The new study had several limitations, including a lack of diversity that could make the findings difficult to generalize. Most of the patients in the study had European ancestry. Dr. Michael Glacius, a neurologist at Stanford University School of Medicine who was not involved in the study, said that two copies of APOE4 also significantly increase Alzheimer's risk in other ethnicities, but at different levels of risk. .
“One of the key arguments against their interpretation is that the risk of Alzheimer's disease in APOE4 homozygotes varies widely depending on their different genetic ancestry.” said Dr. Glacius, who co-authored the study that found 13 times more. The risk for a black person with two copies of APOE4 was 6.5 times greater than for a white person with two copies of APOE3 compared to a white person with two copies of APOE3.
“This has important implications for counseling patients about their genetic risk for Alzheimer's disease derived from their ancestry, and perhaps some of the undiscovered genetics and biology that drives this large risk difference.” '' he said.

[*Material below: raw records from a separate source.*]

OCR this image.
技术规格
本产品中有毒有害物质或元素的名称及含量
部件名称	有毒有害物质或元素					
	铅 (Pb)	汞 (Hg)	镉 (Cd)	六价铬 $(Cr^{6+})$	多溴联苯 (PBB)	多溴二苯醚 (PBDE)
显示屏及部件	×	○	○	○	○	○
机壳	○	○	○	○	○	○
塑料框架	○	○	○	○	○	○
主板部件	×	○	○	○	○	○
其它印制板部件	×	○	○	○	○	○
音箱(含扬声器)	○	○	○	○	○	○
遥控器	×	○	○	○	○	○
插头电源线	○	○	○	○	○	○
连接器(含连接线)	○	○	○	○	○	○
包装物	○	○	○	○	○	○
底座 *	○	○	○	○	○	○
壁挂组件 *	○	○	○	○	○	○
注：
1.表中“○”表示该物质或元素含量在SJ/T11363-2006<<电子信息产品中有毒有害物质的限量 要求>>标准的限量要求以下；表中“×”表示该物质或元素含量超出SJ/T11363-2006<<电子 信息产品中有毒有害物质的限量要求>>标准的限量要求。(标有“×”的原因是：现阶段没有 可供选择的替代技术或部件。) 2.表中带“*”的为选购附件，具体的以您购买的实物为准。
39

Current genetic understanding of Alzheimer's disease suggests that less than 2% of cases are thought to be genetically caused. Some of these patients have inherited mutations in one of the three genes and develop symptoms as early as their 30s or 40s. Another person with Down syndrome has three copies of a chromosome that contains a protein that often causes Alzheimer's disease associated with so-called Down syndrome.
Dr. Sperling said that while the genetic mutations in these cases are thought to promote amyloid accumulation, APOE4 is thought to prevent its removal.
Under the researchers' proposal, having one copy of APOE4 would still be considered a risk factor and would not be sufficient to cause Alzheimer's disease, Dr. Fortea said. Experts say it's unusual for the disease-causing variant to follow a genetic pattern known as “semi-dominant” where there are two copies, but having one copy only increases the risk.
The new recommendations will raise questions about whether people should get tested to determine if they are infected with the APOE4 variant.
Until there is a cure for people with two copies of APOE4, or treatments are tested to prevent the onset of dementia, Dr. Glacius said, “If you have no symptoms, your APOE4 My recommendation is that you should never try to figure out the situation.”
He added: “At this point it only causes sadness.”
Dr. Sperling said finding ways to help these patients can't be done quickly, adding: “These patients are in desperate situations, and I see it too often in their parents, and they really need treatment. ” he added.